The growing integration of artificial intelligence in nursing has been accompanied by increased anxiety among nurses, even as they aim to enhance the quality and efficiency of care. Artificial intelligence anxiety (AI anxiety) constitutes another significant factor influencing the decline in nursing work quality and the deterioration of nurses’ physical and mental health. However, AI anxiety among nurses is still not clearly conceptualized and has received limited empirical examination.

Objective

This study clarifies the concept of AI anxiety among nurses, offering a comprehensive understanding for nursing managers and researchers to support relevant measurements and interventions.

Data sources

This study retrieved studies from inception to July 2026 across PubMed, CINAHL (via EBSCO), ELSEVIER ScienceDirect, ProQuest, Embase, Web of Science, Scopus, China National Knowledge Infrastructure (CNKI), China Wanfang Database, and China VIP Database. Relevant references were tracked. This systematic database search aimed to comprehensively collect various research and academic literature to provide evidence and support for conceptual analysis.
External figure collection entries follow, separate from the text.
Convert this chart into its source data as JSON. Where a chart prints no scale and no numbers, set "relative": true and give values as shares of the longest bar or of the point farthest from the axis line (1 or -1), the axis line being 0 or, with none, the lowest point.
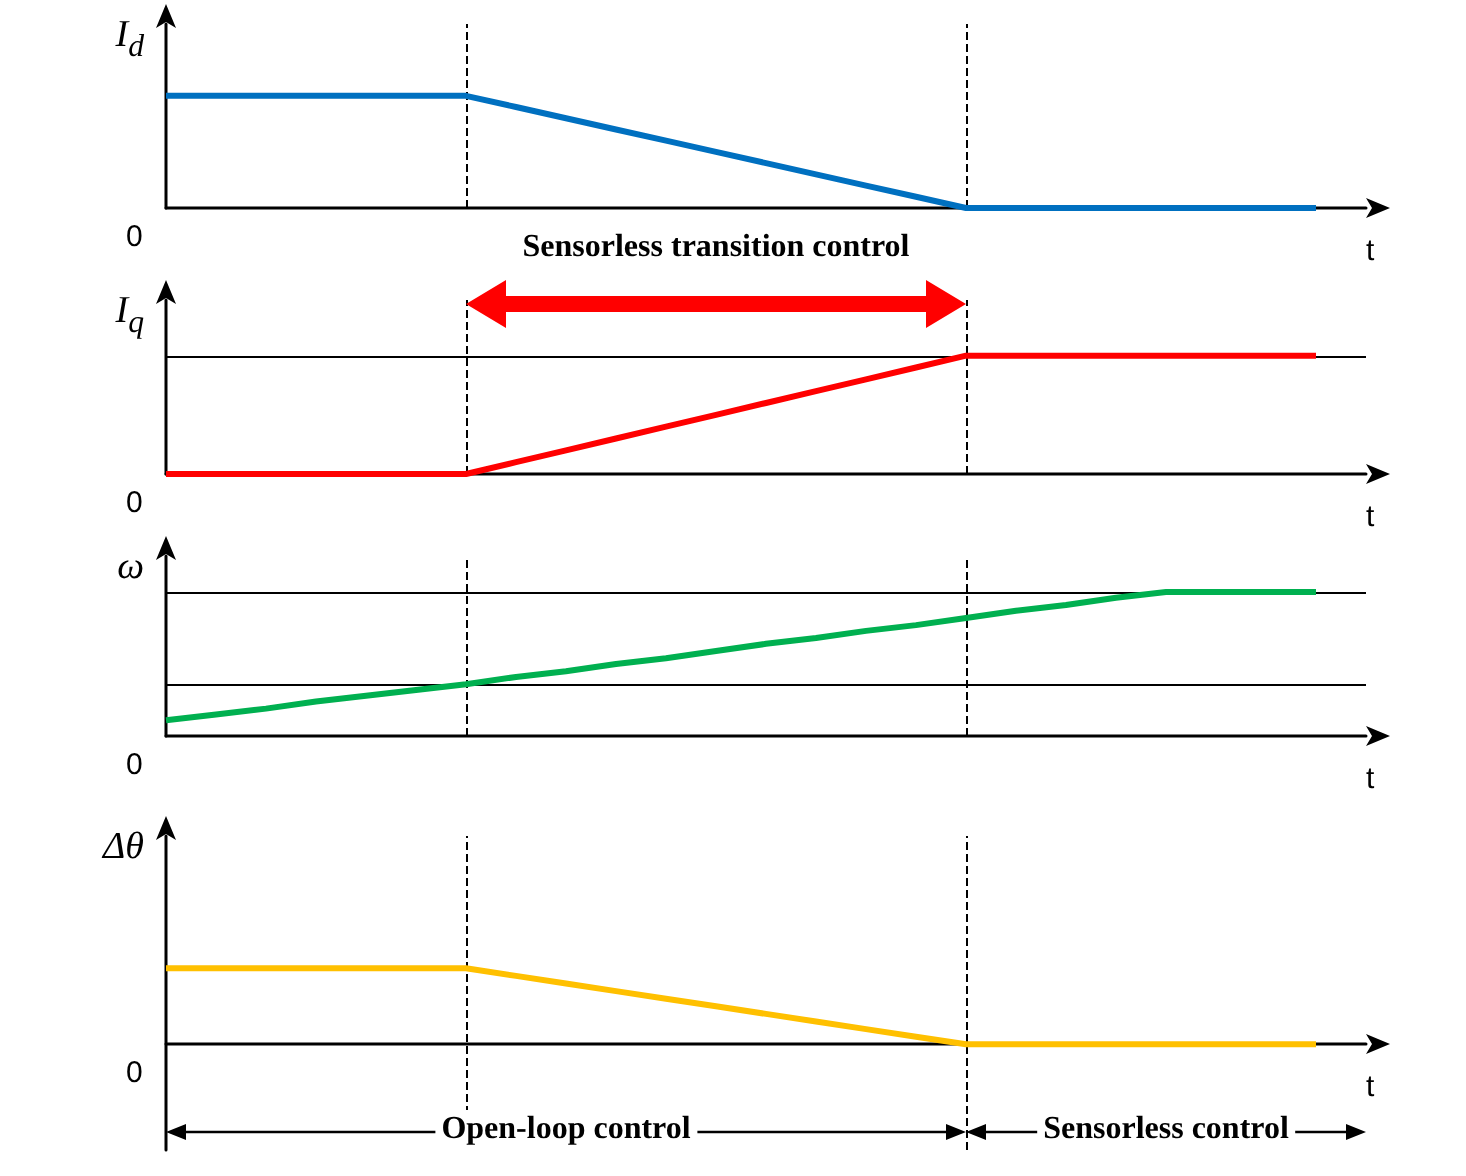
{
  "chart_data": [
    {
      "type": "line",
      "ylabel": "I$_{d}$",
      "xlabel": "t",
      "relative": true,
      "marker": "none",
      "line_style": "solid",
      "categories": [
        null,
        null,
        null,
        null,
        null,
        null,
        null,
        null,
        null,
        null,
        null,
        null,
        null,
        null,
        null,
        null,
        null,
        null,
        null,
        null,
        null,
        null,
        null,
        null,
        null
      ],
      "series": [
        {
          "color": "#0070c0",
          "values": [
            1,
            1,
            1,
            1,
            1,
            1,
            1,
            0.9,
            0.8,
            0.7,
            0.6,
            0.5,
            0.4,
            0.3,
            0.2,
            0.1,
            0,
            0,
            0,
            0,
            0,
            0,
            0,
            0,
            null
          ]
        }
      ],
      "annotations": [
        "0"
      ]
    },
    {
      "type": "line",
      "ylabel": "I$_{q}$",
      "xlabel": "t",
      "relative": true,
      "marker": "none",
      "line_style": "solid",
      "categories": [
        null,
        null,
        null,
        null,
        null,
        null,
        null,
        null,
        null,
        null,
        null,
        null,
        null,
        null,
        null,
        null,
        null,
        null,
        null,
        null,
        null,
        null,
        null,
        null,
        null
      ],
      "series": [
        {
          "color": "#ff0000",
          "values": [
            0,
            0,
            0,
            0,
            0,
            0,
            0,
            0.1,
            0.2,
            0.3,
            0.4,
            0.5,
            0.6,
            0.7,
            0.8,
            0.9,
            1,
            1,
            1,
            1,
            1,
            1,
            1,
            1,
            null
          ]
        }
      ],
      "ref_lines": [
        {
          "axis": "y",
          "value": 1,
          "line_style": "solid",
          "color": "#000000"
        }
      ],
      "annotations": [
        "0",
        "Sensorless transition control"
      ]
    },
    {
      "type": "line",
      "ylabel": "ω",
      "xlabel": "t",
      "relative": true,
      "marker": "none",
      "line_style": "solid",
      "categories": [
        null,
        null,
        null,
        null,
        null,
        null,
        null,
        null,
        null,
        null,
        null,
        null,
        null,
        null,
        null,
        null,
        null,
        null,
        null,
        null,
        null,
        null,
        null,
        null,
        null
      ],
      "series": [
        {
          "color": "#00b050",
          "values": [
            0.11,
            0.15,
            0.19,
            0.24,
            0.28,
            0.32,
            0.36,
            0.41,
            0.45,
            0.5,
            0.54,
            0.59,
            0.64,
            0.68,
            0.73,
            0.77,
            0.82,
            0.87,
            0.91,
            0.96,
            1,
            1,
            1,
            1,
            null
          ]
        }
      ],
      "ref_lines": [
        {
          "axis": "y",
          "value": 1,
          "line_style": "solid",
          "color": "#000000"
        },
        {
          "axis": "y",
          "value": 0.36,
          "line_style": "solid",
          "color": "#000000"
        }
      ],
      "annotations": [
        "0"
      ]
    },
    {
      "type": "line",
      "ylabel": "Δθ",
      "xlabel": "t",
      "relative": true,
      "marker": "none",
      "line_style": "solid",
      "categories": [
        null,
        null,
        null,
        null,
        null,
        null,
        null,
        null,
        null,
        null,
        null,
        null,
        null,
        null,
        null,
        null,
        null,
        null,
        null,
        null,
        null,
        null,
        null,
        null,
        null
      ],
      "series": [
        {
          "color": "#ffc000",
          "values": [
            1,
            1,
            1,
            1,
            1,
            1,
            1,
            0.9,
            0.8,
            0.7,
            0.6,
            0.5,
            0.4,
            0.3,
            0.2,
            0.1,
            0,
            0,
            0,
            0,
            0,
            0,
            0,
            0,
            null
          ]
        }
      ],
      "annotations": [
        "0",
        "Open-loop control",
        "Sensorless control"
      ]
    }
  ]
}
A total of 31 articles were included in the review.

Methods

This study employed Walker and Avant’s concept analysis method.

Results

A total of 31 papers were included in the study. The four primary characteristics of nurse AI anxiety are: Technical concerns, patient safety concerns, perceived ethical burden, and sense of occupational devaluation. The antecedents are categorized into individual, environmental and related to artificial intelligence. The consequences of AI anxiety are distinguished into individual-level and hospital-level impacts.

Conclusion

This study provides a comprehensive understanding of the concept of AI anxiety among nurses by outlining its antecedents, attributes, and consequences. The conceptualization of AI anxiety will facilitate future research aimed at establishing effective prevention strategies.